Here, as in Einglett and Henderson, we simply cannot say that trial counsel's strategy--eliciting testimony regarding Reynolds's history of drug-related offenses in an attempt to exculpate him from the more serious charges related to the armed robbery--was so unreasonable that no competent attorney would have pursued it under similar circumstances.[26] And while we defer to the trial court's credibility determinations and findings of fact unless they are clearly erroneous,[27] no testimony or other evidence was presented at the motion-for-new-trial hearing that required findings of fact or credibility determinations. Thus, the trial court necessarily determined, as to the deficiency prong of Strickland, that trial counsel's chosen trial strategy was deficient as a matter of law, and we owe no deference to that conclusion.[28]

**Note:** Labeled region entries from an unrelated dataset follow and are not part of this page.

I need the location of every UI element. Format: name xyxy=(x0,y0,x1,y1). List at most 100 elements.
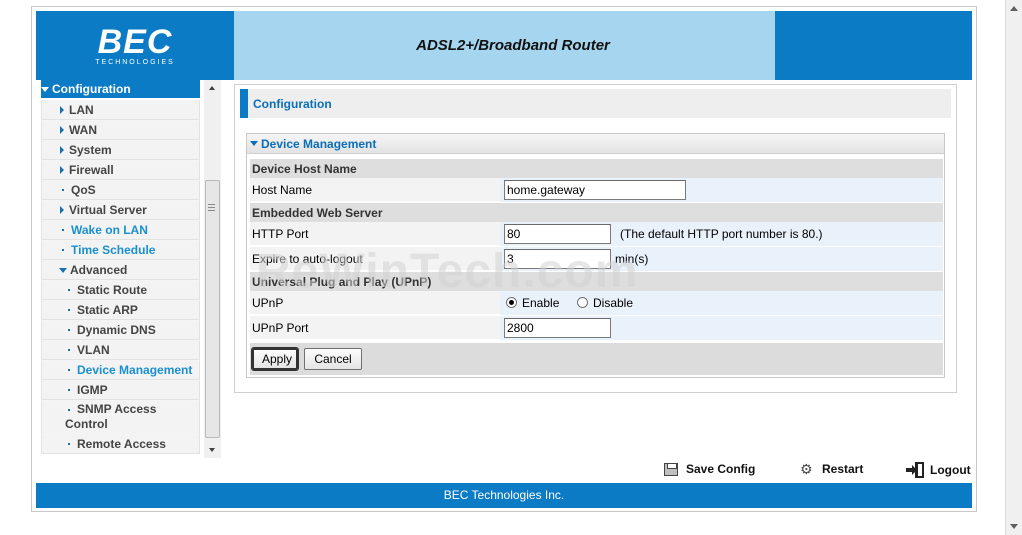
expire-logout-label: Expire to auto-logout xyxy=(252,252,363,266)
logout-icon xyxy=(906,462,926,478)
sidebar-item-label: Virtual Server xyxy=(69,203,147,217)
sidebar-item-label: Static ARP xyxy=(77,303,138,317)
panel-title: Device Management xyxy=(261,136,377,151)
sidebar-item-wan[interactable]: WAN xyxy=(41,120,200,140)
upnp-cell: Enable Disable xyxy=(500,291,943,315)
expand-right-icon xyxy=(60,126,64,134)
sidebar-item-qos[interactable]: QoS xyxy=(41,180,200,200)
sidebar-item-static-arp[interactable]: Static ARP xyxy=(41,300,200,320)
row-expire-logout: Expire to auto-logout min(s) xyxy=(250,247,943,271)
logout-label: Logout xyxy=(930,463,971,477)
expand-right-icon xyxy=(60,106,64,114)
expire-logout-input[interactable] xyxy=(504,249,611,269)
host-name-input[interactable] xyxy=(504,180,686,200)
sidebar-item-label: LAN xyxy=(69,103,94,117)
sidebar-item-firewall[interactable]: Firewall xyxy=(41,160,200,180)
upnp-label: UPnP xyxy=(252,296,284,310)
scroll-down-icon[interactable] xyxy=(209,448,215,452)
expand-down-icon xyxy=(41,86,49,92)
expire-logout-cell: min(s) xyxy=(500,247,943,271)
sidebar-item-label: Advanced xyxy=(70,263,128,277)
sidebar-item-static-route[interactable]: Static Route xyxy=(41,280,200,300)
section-device-host-name: Device Host Name xyxy=(250,159,943,178)
scroll-up-icon[interactable] xyxy=(1010,6,1018,11)
product-title: ADSL2+/Broadband Router xyxy=(416,37,610,54)
upnp-enable-radio[interactable] xyxy=(506,297,517,308)
sidebar-item-label: SNMP Access xyxy=(77,402,157,416)
expand-right-icon xyxy=(60,166,64,174)
restart-link[interactable]: ⚙ Restart xyxy=(800,462,863,476)
scroll-down-icon[interactable] xyxy=(1010,524,1018,529)
row-upnp-port: UPnP Port xyxy=(250,316,943,340)
sidebar-item-label: Remote Access xyxy=(77,437,166,451)
header-right-area xyxy=(775,11,972,80)
header-title-area: ADSL2+/Broadband Router xyxy=(234,11,775,80)
section-embedded-web-server: Embedded Web Server xyxy=(250,203,943,222)
sidebar-item-snmp-access-control[interactable]: SNMP Access Control xyxy=(41,400,200,436)
sidebar-item-label: System xyxy=(69,143,112,157)
logout-link[interactable]: Logout xyxy=(906,462,971,478)
bullet-icon xyxy=(68,289,70,291)
device-management-panel: Device Management Device Host Name Host … xyxy=(246,133,945,378)
sidebar-item-system[interactable]: System xyxy=(41,140,200,160)
cancel-button[interactable]: Cancel xyxy=(304,348,362,370)
host-name-cell xyxy=(500,178,943,202)
sidebar-item-label: Static Route xyxy=(77,283,148,297)
sidebar-section-configuration[interactable]: Configuration xyxy=(41,80,200,98)
bullet-icon xyxy=(68,389,70,391)
bec-logo-subtitle: TECHNOLOGIES xyxy=(95,59,175,66)
sidebar-item-vlan[interactable]: VLAN xyxy=(41,340,200,360)
sidebar-item-dynamic-dns[interactable]: Dynamic DNS xyxy=(41,320,200,340)
sidebar-item-label: VLAN xyxy=(77,343,110,357)
sidebar-item-wake-on-lan[interactable]: Wake on LAN xyxy=(41,220,200,240)
sidebar-item-label: Firewall xyxy=(69,163,114,177)
expand-right-icon xyxy=(60,206,64,214)
sidebar-item-igmp[interactable]: IGMP xyxy=(41,380,200,400)
sidebar-scrollbar[interactable] xyxy=(204,80,221,458)
row-host-name: Host Name xyxy=(250,178,943,202)
sidebar-item-label-line2: Control xyxy=(65,417,108,431)
expire-unit: min(s) xyxy=(615,252,649,266)
scroll-thumb[interactable] xyxy=(205,180,220,438)
bullet-icon xyxy=(62,189,64,191)
save-config-link[interactable]: Save Config xyxy=(664,462,755,476)
save-config-label: Save Config xyxy=(686,462,756,476)
scroll-grip-icon xyxy=(208,204,215,211)
sidebar-item-remote-access[interactable]: Remote Access xyxy=(41,434,200,454)
http-port-note: (The default HTTP port number is 80.) xyxy=(620,227,823,241)
upnp-disable-label[interactable]: Disable xyxy=(593,296,633,310)
page-title: Configuration xyxy=(253,97,332,111)
sidebar-item-label: IGMP xyxy=(77,383,108,397)
sidebar-item-device-management[interactable]: Device Management xyxy=(41,360,200,380)
row-http-port: HTTP Port (The default HTTP port number … xyxy=(250,222,943,246)
sidebar-item-label: Device Management xyxy=(77,363,193,377)
restart-icon: ⚙ xyxy=(800,461,813,477)
window-scrollbar[interactable] xyxy=(1005,0,1022,535)
http-port-cell: (The default HTTP port number is 80.) xyxy=(500,222,943,246)
upnp-port-input[interactable] xyxy=(504,318,611,338)
bullet-icon xyxy=(68,349,70,351)
host-name-label: Host Name xyxy=(252,183,313,197)
page-title-bar: Configuration xyxy=(240,89,951,118)
apply-button[interactable]: Apply xyxy=(251,347,299,371)
bec-logo: BEC xyxy=(97,23,173,61)
panel-header[interactable]: Device Management xyxy=(247,134,944,154)
save-icon xyxy=(664,462,678,476)
main-content: Configuration Device Management Device H… xyxy=(234,84,957,393)
sidebar-item-label: Wake on LAN xyxy=(71,223,148,237)
scroll-up-icon[interactable] xyxy=(209,86,215,90)
sidebar-item-advanced[interactable]: Advanced xyxy=(41,260,200,280)
sidebar-item-lan[interactable]: LAN xyxy=(41,100,200,120)
sidebar-section-label: Configuration xyxy=(52,82,131,96)
title-accent xyxy=(240,89,248,118)
upnp-enable-label[interactable]: Enable xyxy=(522,296,559,310)
expand-right-icon xyxy=(60,146,64,154)
sidebar-item-time-schedule[interactable]: Time Schedule xyxy=(41,240,200,260)
sidebar-item-label: QoS xyxy=(71,183,96,197)
upnp-disable-radio[interactable] xyxy=(577,297,588,308)
expand-down-icon xyxy=(59,267,67,273)
footer: BEC Technologies Inc. xyxy=(36,483,972,508)
sidebar-item-virtual-server[interactable]: Virtual Server xyxy=(41,200,200,220)
bullet-icon xyxy=(68,443,70,445)
http-port-input[interactable] xyxy=(504,224,611,244)
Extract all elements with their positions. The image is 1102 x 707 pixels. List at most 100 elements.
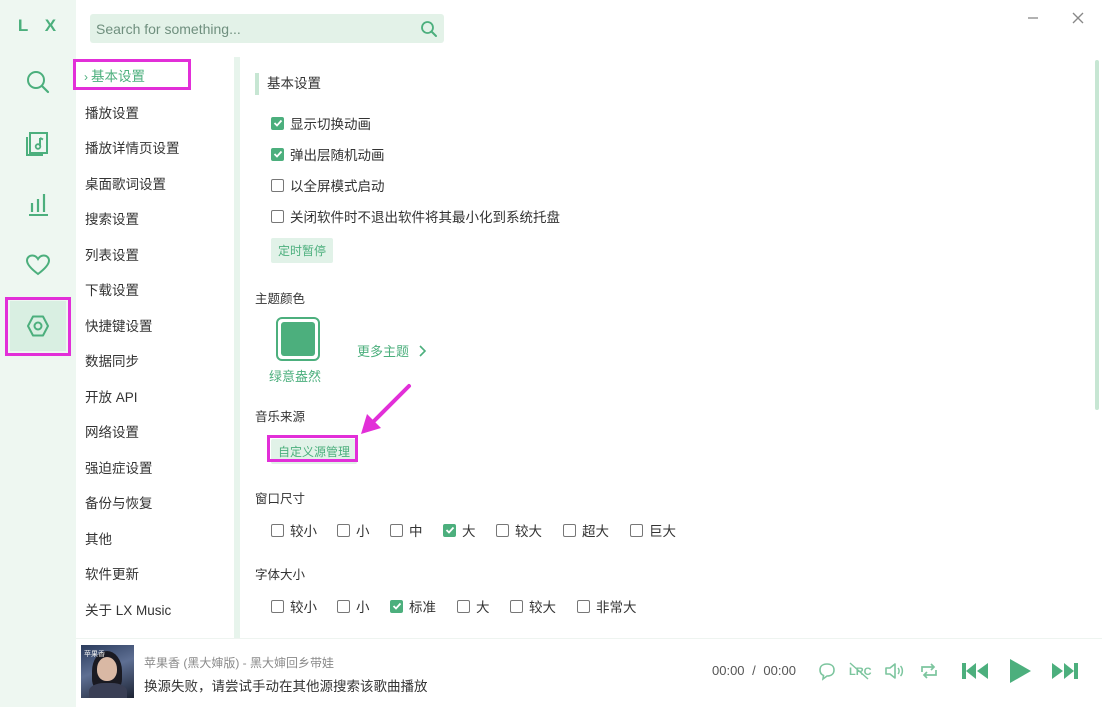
radio-font-size-standard[interactable]: 标准 <box>390 596 436 616</box>
custom-source-button[interactable]: 自定义源管理 <box>271 439 358 464</box>
sidebar-item-label: 其他 <box>85 532 112 547</box>
sidebar-item-basic[interactable]: › 基本设置 <box>84 65 145 85</box>
option-label: 较小 <box>290 600 317 615</box>
checkbox-empty-icon <box>337 523 350 537</box>
nav-search[interactable] <box>10 57 66 107</box>
checkbox-empty-icon <box>510 599 523 613</box>
next-track-button[interactable] <box>1049 657 1081 685</box>
option-label: 大 <box>462 524 476 539</box>
sidebar-item-playback[interactable]: 播放设置 <box>85 102 139 122</box>
sidebar-item-desktop-lyric[interactable]: 桌面歌词设置 <box>85 173 166 193</box>
nav-favorites[interactable] <box>10 240 66 290</box>
play-mode-button[interactable] <box>915 657 943 685</box>
radio-font-size-larger[interactable]: 较大 <box>510 596 556 616</box>
sidebar-item-list[interactable]: 列表设置 <box>85 244 139 264</box>
radio-window-size-xlarge[interactable]: 超大 <box>563 520 609 540</box>
sidebar-item-odc[interactable]: 强迫症设置 <box>85 457 153 477</box>
volume-button[interactable] <box>880 657 908 685</box>
font-size-label: 字体大小 <box>255 568 306 582</box>
checkbox-checked-icon <box>390 599 403 613</box>
sidebar-item-label: 强迫症设置 <box>85 461 153 476</box>
sidebar-item-play-detail[interactable]: 播放详情页设置 <box>85 137 180 157</box>
source-label: 音乐来源 <box>255 410 306 424</box>
radio-font-size-large[interactable]: 大 <box>457 596 490 616</box>
chevron-right-icon: › <box>84 70 88 84</box>
checkbox-popup-animation[interactable]: 弹出层随机动画 <box>271 144 385 164</box>
app-logo: L X <box>17 16 63 35</box>
sidebar-item-update[interactable]: 软件更新 <box>85 563 139 583</box>
radio-window-size-larger[interactable]: 较大 <box>496 520 542 540</box>
sidebar-item-label: 播放详情页设置 <box>85 141 180 156</box>
comment-icon <box>819 663 835 681</box>
sidebar-item-label: 备份与恢复 <box>85 496 153 511</box>
timer-pause-button[interactable]: 定时暂停 <box>271 238 334 263</box>
chevron-right-icon <box>419 344 427 357</box>
sidebar-item-label: 快捷键设置 <box>85 319 153 334</box>
checkbox-empty-icon <box>271 178 284 192</box>
radio-window-size-medium[interactable]: 中 <box>390 520 423 540</box>
radio-window-size-large[interactable]: 大 <box>443 520 476 540</box>
radio-font-size-very-large[interactable]: 非常大 <box>577 596 637 616</box>
option-label: 超大 <box>582 524 609 539</box>
theme-label: 主题颜色 <box>255 292 306 306</box>
sidebar-item-network[interactable]: 网络设置 <box>85 421 139 441</box>
player-bar: 苹果香 苹果香 (黑大婶版) - 黑大婶回乡带娃 换源失败，请尝试手动在其他源搜… <box>76 638 1102 707</box>
search-button[interactable] <box>414 20 444 38</box>
theme-name: 绿意盎然 <box>269 369 322 384</box>
radio-window-size-huge[interactable]: 巨大 <box>630 520 676 540</box>
sidebar-item-other[interactable]: 其他 <box>85 528 112 548</box>
search-icon <box>27 71 50 94</box>
checkbox-fullscreen-start[interactable]: 以全屏模式启动 <box>271 175 385 195</box>
play-icon <box>1010 659 1031 683</box>
previous-track-button[interactable] <box>959 657 991 685</box>
sidebar-item-open-api[interactable]: 开放 API <box>85 386 138 406</box>
checkbox-empty-icon <box>271 523 284 537</box>
more-themes-link[interactable]: 更多主题 <box>357 341 429 360</box>
checkbox-label: 以全屏模式启动 <box>290 179 385 194</box>
close-button[interactable] <box>1068 8 1088 28</box>
scrollbar-thumb[interactable] <box>1095 60 1099 410</box>
sidebar-item-about[interactable]: 关于 LX Music <box>85 599 171 619</box>
radio-font-size-small[interactable]: 小 <box>337 596 370 616</box>
window-size-label: 窗口尺寸 <box>255 492 306 506</box>
option-label: 较小 <box>290 524 317 539</box>
nav-song-list[interactable] <box>10 118 66 168</box>
play-button[interactable] <box>1005 657 1035 685</box>
song-title[interactable]: 苹果香 (黑大婶版) - 黑大婶回乡带娃 <box>144 654 334 671</box>
sidebar-item-download[interactable]: 下载设置 <box>85 279 139 299</box>
album-cover[interactable]: 苹果香 <box>81 645 134 698</box>
option-label: 较大 <box>515 524 542 539</box>
lyric-toggle-button[interactable]: LRC <box>846 657 874 685</box>
comment-button[interactable] <box>813 657 841 685</box>
icon-rail: L X <box>0 0 76 707</box>
music-library-icon <box>26 132 48 156</box>
radio-window-size-small[interactable]: 小 <box>337 520 370 540</box>
sidebar-item-label: 列表设置 <box>85 248 139 263</box>
sidebar-item-sync[interactable]: 数据同步 <box>85 350 139 370</box>
checkbox-show-animation[interactable]: 显示切换动画 <box>271 113 371 133</box>
total-time: 00:00 <box>763 663 796 678</box>
option-label: 中 <box>409 524 423 539</box>
sidebar-item-hotkey[interactable]: 快捷键设置 <box>85 315 153 335</box>
sidebar-item-label: 下载设置 <box>85 283 139 298</box>
checkbox-minimize-to-tray[interactable]: 关闭软件时不退出软件将其最小化到系统托盘 <box>271 206 560 226</box>
radio-window-size-smaller[interactable]: 较小 <box>271 520 317 540</box>
nav-settings[interactable] <box>10 301 66 351</box>
sidebar-item-label: 网络设置 <box>85 425 139 440</box>
theme-swatch-current[interactable] <box>276 317 320 361</box>
radio-font-size-smaller[interactable]: 较小 <box>271 596 317 616</box>
sidebar-item-label: 关于 LX Music <box>85 603 172 618</box>
checkbox-label: 显示切换动画 <box>290 117 371 132</box>
sidebar-item-backup[interactable]: 备份与恢复 <box>85 492 153 512</box>
sidebar-item-search[interactable]: 搜索设置 <box>85 208 139 228</box>
nav-leaderboard[interactable] <box>10 179 66 229</box>
checkbox-empty-icon <box>457 599 470 613</box>
minimize-icon <box>1028 17 1038 19</box>
checkbox-empty-icon <box>563 523 576 537</box>
section-title-basic: 基本设置 <box>255 73 321 95</box>
checkbox-empty-icon <box>390 523 403 537</box>
checkbox-label: 关闭软件时不退出软件将其最小化到系统托盘 <box>290 210 560 225</box>
search-input[interactable] <box>90 20 414 37</box>
volume-icon <box>885 663 904 679</box>
minimize-button[interactable] <box>1023 8 1043 28</box>
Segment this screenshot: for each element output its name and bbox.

We acknowledge that, in evaluating whether Reynolds was prejudiced by counsel's allegedly deficient conduct under the second prong of Strickland, the trial court noted that it had considered the evidence presented at trial and judged the credibility of the witnesses. But, as our Supreme Court has explained, the failure to satisfy either prong of the Strickland test will " defeat an ineffective assistance of counsel claim." [29] And because Reynolds failed to show that his counsel's trial strategy was deficient as a matter of law, we conclude that the trial court erred in granting Reynolds's motion for a new trial.

For all of the foregoing reasons, we reverse.

Judgment reversed. Ellington, P. J., and McFadden, J., concur.